CMU’s Mary Shaw: Software engineering must go beyond ‘frontier mentality’
To prevent failures like the Equifax breach, Carnegie Mellon’s Mary Shaw suggested that the software engineering field must move beyond the ‘frontier mentality’ and employ levels of assurance that will ensure public health, safety and welfare. Shaw, who is the Alan J. Perlis University Professor of Computer Science in the Institute for Software Research at Carnegie Mellon University, spoke as part of the Distinguished Lecture Series at Carnegie Mellon University in Qatar.
Shaw highlighted the extraordinary growth of the software engineering field, which began in 1968, by contrasting it with the history of civil engineering. She outlined how an engineering field begins as a craft, then, facing the challenges of production and commerce, begins to incorporate codified knowledge to become a professional practice.

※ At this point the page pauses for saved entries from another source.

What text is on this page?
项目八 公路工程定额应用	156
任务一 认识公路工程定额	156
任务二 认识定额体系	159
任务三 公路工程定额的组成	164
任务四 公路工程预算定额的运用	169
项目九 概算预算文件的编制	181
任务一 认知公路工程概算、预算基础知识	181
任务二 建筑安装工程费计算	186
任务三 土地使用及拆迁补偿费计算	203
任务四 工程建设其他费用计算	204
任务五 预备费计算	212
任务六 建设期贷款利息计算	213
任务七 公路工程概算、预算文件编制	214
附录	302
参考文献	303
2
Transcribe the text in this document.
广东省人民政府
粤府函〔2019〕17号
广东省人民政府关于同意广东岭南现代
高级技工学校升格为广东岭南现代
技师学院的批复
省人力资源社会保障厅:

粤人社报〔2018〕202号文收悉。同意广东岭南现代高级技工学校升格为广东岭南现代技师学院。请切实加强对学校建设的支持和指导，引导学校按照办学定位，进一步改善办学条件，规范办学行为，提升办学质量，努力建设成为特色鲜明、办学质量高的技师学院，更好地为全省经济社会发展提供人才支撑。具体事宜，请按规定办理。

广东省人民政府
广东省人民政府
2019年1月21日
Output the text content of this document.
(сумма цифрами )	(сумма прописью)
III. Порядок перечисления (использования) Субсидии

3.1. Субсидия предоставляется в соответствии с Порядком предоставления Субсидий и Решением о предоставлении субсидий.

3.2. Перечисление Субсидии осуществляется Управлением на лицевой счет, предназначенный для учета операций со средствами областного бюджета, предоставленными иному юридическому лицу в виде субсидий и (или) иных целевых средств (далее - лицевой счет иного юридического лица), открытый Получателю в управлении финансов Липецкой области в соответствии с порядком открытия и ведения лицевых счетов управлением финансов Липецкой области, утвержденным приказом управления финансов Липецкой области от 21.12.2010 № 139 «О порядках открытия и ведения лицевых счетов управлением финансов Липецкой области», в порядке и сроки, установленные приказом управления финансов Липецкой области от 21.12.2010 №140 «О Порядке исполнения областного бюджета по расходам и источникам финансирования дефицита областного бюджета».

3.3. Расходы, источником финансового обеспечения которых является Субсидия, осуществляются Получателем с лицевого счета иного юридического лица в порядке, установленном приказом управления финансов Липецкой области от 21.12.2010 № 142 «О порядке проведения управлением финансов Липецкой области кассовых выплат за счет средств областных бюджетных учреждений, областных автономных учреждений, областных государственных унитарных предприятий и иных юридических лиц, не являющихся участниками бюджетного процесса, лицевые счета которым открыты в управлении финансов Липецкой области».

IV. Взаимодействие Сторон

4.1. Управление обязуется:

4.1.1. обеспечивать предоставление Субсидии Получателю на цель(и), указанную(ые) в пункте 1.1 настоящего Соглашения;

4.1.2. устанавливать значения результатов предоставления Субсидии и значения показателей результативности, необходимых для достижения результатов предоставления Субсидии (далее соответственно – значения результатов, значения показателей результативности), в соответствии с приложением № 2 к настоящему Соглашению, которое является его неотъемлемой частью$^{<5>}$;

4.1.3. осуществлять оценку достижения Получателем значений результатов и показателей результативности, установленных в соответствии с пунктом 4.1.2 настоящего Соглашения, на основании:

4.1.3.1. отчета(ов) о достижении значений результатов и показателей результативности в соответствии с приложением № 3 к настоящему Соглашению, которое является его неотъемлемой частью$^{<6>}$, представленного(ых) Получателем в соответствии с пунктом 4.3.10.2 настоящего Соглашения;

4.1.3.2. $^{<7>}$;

“Has software development reached the level of a professional engineering field? I think we are not quite there,” she said. “When you look at the software failures in the headlines, very many were caused because software developers were not doing what they were supposed to be doing.”
Among the challenges the field faces, Shaw noted that a large proportion of software developers are self-taught or taught on the job. “We need to educate self-taught developers, and give them the tools so they can do better.”
Professor Shaw is a leader in software engineering research, whose work on software architecture helped establish it as a recognized discipline. Selecting an appropriate architecture is now recognized as a critical step in the engineering of complex software systems.
Shaw’s presentation is the first A. Nico Habermann Distinguished Lecture in Computer Science for the 2017-18 academic year. The Distinguished Lecture Series features academic experts with backgrounds in a wide variety of disciplines. Distinguished lectures in computer science are named after A. Nico Habermann, a pioneer of computer science and the founding dean of the School of Computer Science at Carnegie Mellon University.